Le Moci. Malgré un rapprochement politique entre Paris et Abu Dhabi, la France perd des parts de marché aux EAU, se faisant dépasser par ses voisins européens allemand ou italien. Résultat : en 2013 on a ainsi chuté à 2,4 % (contre 7,3 % en 2000), or l’objectif affiché de Paris pour les EAU est de porter les volumes des échanges à 10 milliards d’euros d’ici 2020, le double d’aujourd’hui. Comment gagner ce challenge ?
Mikail Houari. La France est très présente aux Émirats depuis des années et notre collaboration concerne tous les domaines, économique, culturel, éducation, défense, etc. Nous sommes très bien représentés au niveau des grands groupes qui enregistrent de beaux résultats à l’image des grands contrats dans l’aéronautique ou ceux liés aux grands projets d’infrastructures. Côté échanges, ils restent toujours excédentaires (+ 1,07 milliard d’euros l’an dernier), ainsi l’enjeu d’aujourd’hui est de dynamiser les exportations de nos PME, à l’instar de nos voisins Allemands ou Italiens. L’international est une vraie opportunité de croissance à condition de ne pas sous-estimer les exigences du marché ou la dimension culturelle, très importante dans les affaires particulièrement au Moyen-Orient. Le marché des Émirats a un grand potentiel, mais il est très concurrentiel, pour le pénétrer il faut se différencier. Le succès dépend d’un bon positionnement en termes de qualité, de prix et de marketing. Mais aujourd’hui il faut même aller plus loin encore. Le challenge est de répondre aux attentes des Émiriens qui ont évolué et s’insèrent par ailleurs entièrement dans leur vision future du pays. Il faut savoir que les EAU ont été l’un des premier pays dans la région à avoir la volonté de changer le modèle de coopération économique avec les autres pays. Ils ont décidé de passer des relations vendeur/acheteur type standard à un modèle de partenariat plus avancé et qui intègre les transferts de technologie et de savoir faire, de formation, d’éducation, d’investissement local, etc. Et je crois que c’est la clé du marché.
Le Moci.
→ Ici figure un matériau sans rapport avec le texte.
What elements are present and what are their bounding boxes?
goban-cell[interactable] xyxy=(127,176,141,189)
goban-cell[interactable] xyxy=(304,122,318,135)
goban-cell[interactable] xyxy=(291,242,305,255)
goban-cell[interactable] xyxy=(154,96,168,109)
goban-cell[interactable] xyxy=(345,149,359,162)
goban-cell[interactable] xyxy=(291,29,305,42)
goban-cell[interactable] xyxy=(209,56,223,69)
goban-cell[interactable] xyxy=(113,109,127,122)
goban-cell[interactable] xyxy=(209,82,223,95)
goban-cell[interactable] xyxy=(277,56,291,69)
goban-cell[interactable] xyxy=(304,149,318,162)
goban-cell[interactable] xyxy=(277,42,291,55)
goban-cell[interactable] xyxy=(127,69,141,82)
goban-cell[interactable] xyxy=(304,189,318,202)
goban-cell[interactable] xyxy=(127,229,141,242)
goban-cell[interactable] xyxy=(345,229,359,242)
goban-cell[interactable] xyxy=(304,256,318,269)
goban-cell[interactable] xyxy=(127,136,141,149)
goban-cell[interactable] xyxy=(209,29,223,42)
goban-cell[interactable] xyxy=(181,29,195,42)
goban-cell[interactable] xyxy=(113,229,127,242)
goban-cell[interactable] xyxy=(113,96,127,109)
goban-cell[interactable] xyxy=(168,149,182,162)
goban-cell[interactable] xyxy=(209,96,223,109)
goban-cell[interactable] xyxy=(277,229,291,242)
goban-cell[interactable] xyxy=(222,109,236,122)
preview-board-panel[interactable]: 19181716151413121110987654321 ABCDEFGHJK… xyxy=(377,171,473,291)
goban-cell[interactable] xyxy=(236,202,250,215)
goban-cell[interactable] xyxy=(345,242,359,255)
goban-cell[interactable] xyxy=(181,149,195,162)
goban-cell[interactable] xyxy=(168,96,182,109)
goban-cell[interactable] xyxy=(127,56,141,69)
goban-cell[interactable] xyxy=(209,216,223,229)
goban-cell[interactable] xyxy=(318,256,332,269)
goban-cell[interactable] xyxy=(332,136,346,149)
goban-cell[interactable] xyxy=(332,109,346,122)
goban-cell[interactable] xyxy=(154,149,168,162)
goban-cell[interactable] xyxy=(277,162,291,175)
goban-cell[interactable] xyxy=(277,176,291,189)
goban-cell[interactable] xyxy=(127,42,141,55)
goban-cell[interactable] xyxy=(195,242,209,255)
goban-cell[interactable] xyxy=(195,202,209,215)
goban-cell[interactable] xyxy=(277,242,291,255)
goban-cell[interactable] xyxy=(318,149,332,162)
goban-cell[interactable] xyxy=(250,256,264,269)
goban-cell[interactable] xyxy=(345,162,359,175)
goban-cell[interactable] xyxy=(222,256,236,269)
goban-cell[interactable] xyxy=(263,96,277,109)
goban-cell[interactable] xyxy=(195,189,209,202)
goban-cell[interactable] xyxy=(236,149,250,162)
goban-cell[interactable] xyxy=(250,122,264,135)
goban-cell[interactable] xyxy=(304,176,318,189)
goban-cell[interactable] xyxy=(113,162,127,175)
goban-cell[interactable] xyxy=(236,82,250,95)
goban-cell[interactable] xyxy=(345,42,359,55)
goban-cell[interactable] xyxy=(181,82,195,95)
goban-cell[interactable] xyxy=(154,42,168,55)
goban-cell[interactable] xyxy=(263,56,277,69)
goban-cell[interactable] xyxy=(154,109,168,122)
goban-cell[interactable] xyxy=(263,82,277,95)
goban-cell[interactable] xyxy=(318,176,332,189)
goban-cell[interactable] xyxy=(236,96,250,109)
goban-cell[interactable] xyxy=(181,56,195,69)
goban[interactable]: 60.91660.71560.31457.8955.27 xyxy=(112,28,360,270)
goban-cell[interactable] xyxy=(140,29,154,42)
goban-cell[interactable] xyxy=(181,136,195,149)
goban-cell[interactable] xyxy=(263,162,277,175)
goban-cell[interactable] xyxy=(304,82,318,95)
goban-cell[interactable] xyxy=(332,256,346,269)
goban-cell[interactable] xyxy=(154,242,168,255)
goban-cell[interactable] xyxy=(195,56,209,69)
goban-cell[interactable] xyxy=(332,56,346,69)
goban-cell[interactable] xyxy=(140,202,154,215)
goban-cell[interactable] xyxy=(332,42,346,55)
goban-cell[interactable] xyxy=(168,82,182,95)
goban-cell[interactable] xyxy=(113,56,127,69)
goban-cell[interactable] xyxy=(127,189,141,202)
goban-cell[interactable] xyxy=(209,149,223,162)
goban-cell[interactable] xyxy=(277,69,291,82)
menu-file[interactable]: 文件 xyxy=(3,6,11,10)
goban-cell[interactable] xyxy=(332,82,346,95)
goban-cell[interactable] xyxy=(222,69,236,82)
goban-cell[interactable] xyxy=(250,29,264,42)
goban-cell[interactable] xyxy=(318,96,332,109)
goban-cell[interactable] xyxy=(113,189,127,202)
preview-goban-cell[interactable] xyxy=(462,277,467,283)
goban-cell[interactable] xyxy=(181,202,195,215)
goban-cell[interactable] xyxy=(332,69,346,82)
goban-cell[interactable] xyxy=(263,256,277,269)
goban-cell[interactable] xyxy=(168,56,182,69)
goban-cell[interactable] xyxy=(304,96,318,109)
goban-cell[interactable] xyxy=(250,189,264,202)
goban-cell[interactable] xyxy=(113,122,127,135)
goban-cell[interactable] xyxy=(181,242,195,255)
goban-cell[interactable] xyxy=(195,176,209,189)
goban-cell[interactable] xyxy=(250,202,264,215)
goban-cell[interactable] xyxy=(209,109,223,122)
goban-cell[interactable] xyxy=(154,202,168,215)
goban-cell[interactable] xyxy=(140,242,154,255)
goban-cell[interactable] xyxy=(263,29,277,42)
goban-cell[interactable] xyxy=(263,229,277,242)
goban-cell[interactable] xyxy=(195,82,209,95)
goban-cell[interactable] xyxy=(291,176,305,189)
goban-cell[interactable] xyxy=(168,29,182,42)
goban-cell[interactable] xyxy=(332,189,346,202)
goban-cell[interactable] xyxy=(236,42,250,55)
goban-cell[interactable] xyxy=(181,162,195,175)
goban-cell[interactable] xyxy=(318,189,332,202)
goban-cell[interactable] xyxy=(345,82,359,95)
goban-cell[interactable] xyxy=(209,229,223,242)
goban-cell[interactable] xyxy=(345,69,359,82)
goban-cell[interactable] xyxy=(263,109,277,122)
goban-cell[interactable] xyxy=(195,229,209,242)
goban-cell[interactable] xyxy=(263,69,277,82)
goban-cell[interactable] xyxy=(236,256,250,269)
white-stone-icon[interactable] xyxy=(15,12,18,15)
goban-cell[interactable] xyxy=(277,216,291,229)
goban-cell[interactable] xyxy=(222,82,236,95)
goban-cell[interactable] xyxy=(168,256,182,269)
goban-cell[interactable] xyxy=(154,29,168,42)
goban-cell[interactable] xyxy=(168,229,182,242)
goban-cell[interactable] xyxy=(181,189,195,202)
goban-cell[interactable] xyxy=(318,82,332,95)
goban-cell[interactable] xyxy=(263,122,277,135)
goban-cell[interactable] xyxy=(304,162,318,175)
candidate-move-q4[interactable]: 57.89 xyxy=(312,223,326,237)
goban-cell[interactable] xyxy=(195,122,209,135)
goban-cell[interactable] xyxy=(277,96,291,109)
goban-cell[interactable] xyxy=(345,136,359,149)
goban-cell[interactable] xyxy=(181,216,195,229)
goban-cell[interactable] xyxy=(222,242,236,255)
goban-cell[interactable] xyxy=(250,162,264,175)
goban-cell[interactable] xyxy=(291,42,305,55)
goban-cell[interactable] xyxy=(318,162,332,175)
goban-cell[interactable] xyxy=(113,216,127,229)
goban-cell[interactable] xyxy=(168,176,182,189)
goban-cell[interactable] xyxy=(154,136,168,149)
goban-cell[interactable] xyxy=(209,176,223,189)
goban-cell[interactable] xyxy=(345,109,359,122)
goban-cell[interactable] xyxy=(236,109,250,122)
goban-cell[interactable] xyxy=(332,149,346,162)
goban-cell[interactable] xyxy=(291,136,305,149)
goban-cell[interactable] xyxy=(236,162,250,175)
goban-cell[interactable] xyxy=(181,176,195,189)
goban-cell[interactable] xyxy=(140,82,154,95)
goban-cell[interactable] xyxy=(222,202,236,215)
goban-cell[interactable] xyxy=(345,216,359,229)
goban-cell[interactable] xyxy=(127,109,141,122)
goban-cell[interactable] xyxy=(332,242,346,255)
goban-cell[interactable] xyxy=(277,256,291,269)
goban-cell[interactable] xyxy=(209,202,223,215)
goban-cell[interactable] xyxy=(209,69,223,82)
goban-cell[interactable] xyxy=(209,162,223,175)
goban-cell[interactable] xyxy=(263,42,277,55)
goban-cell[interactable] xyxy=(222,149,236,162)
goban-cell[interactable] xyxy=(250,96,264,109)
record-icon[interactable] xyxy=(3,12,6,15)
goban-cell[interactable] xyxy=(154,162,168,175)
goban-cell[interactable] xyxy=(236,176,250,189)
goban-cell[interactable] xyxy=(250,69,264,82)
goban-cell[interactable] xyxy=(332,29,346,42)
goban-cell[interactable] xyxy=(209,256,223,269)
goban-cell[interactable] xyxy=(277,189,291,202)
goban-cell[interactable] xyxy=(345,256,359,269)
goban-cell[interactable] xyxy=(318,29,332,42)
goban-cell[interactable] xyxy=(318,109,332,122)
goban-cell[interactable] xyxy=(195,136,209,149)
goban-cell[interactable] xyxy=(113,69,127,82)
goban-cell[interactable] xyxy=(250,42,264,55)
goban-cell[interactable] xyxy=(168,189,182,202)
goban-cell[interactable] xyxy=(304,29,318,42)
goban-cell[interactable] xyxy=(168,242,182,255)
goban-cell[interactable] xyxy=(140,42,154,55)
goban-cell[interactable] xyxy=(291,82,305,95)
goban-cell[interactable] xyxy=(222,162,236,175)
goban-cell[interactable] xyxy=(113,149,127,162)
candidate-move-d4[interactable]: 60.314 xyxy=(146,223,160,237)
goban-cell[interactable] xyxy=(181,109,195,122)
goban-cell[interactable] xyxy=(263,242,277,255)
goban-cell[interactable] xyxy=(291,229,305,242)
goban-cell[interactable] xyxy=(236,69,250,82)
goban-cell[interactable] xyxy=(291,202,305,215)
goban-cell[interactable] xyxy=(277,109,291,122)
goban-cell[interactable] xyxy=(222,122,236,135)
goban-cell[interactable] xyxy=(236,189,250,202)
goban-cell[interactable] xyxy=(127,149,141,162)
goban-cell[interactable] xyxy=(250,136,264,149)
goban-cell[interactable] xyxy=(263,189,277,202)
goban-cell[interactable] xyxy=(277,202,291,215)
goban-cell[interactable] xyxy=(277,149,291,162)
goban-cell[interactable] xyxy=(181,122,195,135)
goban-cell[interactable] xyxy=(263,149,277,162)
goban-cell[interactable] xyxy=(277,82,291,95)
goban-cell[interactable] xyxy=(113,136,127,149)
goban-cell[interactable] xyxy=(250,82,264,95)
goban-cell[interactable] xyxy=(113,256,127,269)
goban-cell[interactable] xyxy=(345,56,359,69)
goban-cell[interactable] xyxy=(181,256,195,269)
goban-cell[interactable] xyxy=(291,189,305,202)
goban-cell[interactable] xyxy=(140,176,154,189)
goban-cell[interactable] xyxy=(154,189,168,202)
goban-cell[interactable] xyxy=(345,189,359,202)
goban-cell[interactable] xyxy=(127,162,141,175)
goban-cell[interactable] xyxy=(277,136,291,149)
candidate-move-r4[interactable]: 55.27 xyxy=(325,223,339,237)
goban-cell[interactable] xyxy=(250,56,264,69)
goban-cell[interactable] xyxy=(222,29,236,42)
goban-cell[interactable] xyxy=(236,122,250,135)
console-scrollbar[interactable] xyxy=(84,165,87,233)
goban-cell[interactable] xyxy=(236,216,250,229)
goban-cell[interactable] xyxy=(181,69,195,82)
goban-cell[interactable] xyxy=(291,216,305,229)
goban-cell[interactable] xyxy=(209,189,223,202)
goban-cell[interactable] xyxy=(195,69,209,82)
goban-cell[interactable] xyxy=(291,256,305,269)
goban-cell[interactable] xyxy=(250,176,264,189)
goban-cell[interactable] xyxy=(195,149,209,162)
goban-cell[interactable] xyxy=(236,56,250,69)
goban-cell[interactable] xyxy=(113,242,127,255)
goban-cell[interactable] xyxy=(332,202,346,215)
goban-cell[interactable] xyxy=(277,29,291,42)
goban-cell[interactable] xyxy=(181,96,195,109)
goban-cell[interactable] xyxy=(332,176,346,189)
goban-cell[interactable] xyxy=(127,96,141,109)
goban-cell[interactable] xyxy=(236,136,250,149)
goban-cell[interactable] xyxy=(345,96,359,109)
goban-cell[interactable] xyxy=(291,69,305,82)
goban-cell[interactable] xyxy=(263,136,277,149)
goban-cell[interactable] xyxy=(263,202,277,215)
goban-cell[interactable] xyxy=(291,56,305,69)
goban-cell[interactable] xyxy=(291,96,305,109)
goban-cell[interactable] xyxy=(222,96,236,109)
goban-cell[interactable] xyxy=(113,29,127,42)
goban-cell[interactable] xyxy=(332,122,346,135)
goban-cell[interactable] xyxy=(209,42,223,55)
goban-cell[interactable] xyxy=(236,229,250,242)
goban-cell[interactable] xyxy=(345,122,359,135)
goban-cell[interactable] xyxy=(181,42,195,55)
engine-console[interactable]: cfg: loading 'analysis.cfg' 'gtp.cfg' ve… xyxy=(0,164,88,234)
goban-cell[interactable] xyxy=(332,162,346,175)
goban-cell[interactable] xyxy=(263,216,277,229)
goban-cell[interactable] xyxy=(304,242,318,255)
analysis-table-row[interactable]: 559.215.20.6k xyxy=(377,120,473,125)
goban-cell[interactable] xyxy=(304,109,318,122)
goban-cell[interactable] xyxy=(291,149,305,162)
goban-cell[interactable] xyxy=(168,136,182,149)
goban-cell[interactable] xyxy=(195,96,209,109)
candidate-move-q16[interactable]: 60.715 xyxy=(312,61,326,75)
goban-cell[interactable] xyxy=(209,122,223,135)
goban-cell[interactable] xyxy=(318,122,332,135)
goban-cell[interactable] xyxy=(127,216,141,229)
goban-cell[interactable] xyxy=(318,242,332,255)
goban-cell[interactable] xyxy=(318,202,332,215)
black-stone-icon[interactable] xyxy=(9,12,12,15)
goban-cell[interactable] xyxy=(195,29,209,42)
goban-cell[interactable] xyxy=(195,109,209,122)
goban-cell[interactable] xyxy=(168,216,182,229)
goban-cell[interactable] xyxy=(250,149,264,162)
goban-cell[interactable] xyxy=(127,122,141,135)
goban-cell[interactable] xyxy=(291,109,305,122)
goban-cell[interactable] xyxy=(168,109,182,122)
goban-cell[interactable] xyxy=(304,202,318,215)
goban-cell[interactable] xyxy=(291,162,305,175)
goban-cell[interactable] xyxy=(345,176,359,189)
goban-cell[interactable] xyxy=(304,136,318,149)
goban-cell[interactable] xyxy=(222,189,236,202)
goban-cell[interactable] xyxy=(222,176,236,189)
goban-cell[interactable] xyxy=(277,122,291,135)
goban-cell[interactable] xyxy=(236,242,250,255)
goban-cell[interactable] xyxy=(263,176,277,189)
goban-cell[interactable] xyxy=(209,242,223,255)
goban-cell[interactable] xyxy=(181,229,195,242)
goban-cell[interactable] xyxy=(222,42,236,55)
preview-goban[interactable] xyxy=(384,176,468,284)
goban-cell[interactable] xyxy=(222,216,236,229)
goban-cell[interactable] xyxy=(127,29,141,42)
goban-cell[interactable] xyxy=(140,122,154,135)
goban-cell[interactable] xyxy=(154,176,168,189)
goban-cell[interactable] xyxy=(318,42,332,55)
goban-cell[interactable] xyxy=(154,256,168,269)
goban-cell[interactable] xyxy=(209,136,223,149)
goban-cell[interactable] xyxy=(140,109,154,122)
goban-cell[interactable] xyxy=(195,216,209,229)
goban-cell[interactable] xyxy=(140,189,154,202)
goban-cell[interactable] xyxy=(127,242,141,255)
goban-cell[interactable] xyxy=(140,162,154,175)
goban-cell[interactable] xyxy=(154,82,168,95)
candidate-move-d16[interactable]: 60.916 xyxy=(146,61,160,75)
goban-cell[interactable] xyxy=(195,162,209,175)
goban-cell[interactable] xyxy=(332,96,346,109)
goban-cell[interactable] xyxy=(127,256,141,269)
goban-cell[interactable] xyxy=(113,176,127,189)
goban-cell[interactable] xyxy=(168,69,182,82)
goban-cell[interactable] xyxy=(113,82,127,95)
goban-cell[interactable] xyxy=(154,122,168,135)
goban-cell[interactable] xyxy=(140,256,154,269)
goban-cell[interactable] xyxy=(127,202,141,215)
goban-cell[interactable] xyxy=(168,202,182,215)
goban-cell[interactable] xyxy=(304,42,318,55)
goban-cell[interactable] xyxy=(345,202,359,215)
Mais face à la concurrence des entreprises européennes et aux puissances asiatiques très agressives, le combat et plus difficile. Est ce que les entreprises françaises sont encore compétitives ?
M.H. Je suis un ardent défenseur du savoir faire français. Il faut en finir avec le french bashing que je trouve absolument injuste. La France a des entreprises les plus innovantes, une industrie extrêmement pointue et reconnue, des fleurons de l’aérospatiale, l’aéronautique, du nucléaire, de la sécurité, de la défense avec des exemples comme Ariane, Airbus, le TGV… nous avons d’excellents ingénieurs, nos startups sont très inventives. Nous sommes en train de prendre la tête de la révolution numérique en Europe. Et ici, le pari est souvent gagnant pour les PME innovantes.
Le Moci. Cependant, entre tendances économiques contradictoires, baisse des prix du pétrole de plus de 50 %, risques politiques dans la région, ou souvenir encore frais de la crise 2008/2009 ont sûrement dissuadé plus d’un frileux… Et pour celui qui ose, il n’est pas très facile de détecter un bon interlocuteur…
M.H. Il est vrai que tout cela peut paraître compliqué pour une petite PME, mais nous disposons d’un système d’aide et de conseil très performant : les chambres de commerce d’Abu Dhabi et de Dubai, le FBG (French Business Group) et le FBC (French Business Council), Business France, les services de l’ambassade, et enfin les 50 conseillers du commerce extérieur, des patrons régionaux d’entreprises du CAC 40 ou de PME, des avocats… une variété incroyable de profils des personnes bénévoles que les PME peuvent consulter, sans oublier nos V.I.E, ces jeunes diplômés très compétents et qui ne coûtent pas cher.
Il est vrai aussi qu’actuellement les images des crises politiques dans la région et les échos des facteurs économiques moins favorables, peuvent effrayer. Mais les EAU se caractérisent par une grande stabilité et à ce jour on ne sent pas de coup de frein. On l’anticipe pour les prochaines années, mais ce n’est pas encore arrivé, et depuis la crise 2008/2009, le pays a mis tout en œuvre pour rétablir la confiance. Modernisation du cadre législatif, renforcement des banques, gestion plus rationnelle des dépenses… Une stratégie pour la création d’une richesse durable. Aussi les grands projets majeurs sont maintenus. Sans oublier que le pétrole représente aujourd’hui seulement un tiers du produit intérieur brut du pays, la diversification économique ne date pas d’hier et toutes ces transformations ouvrent de nouvelles perspectives, de nouvelles niches pour nos PME.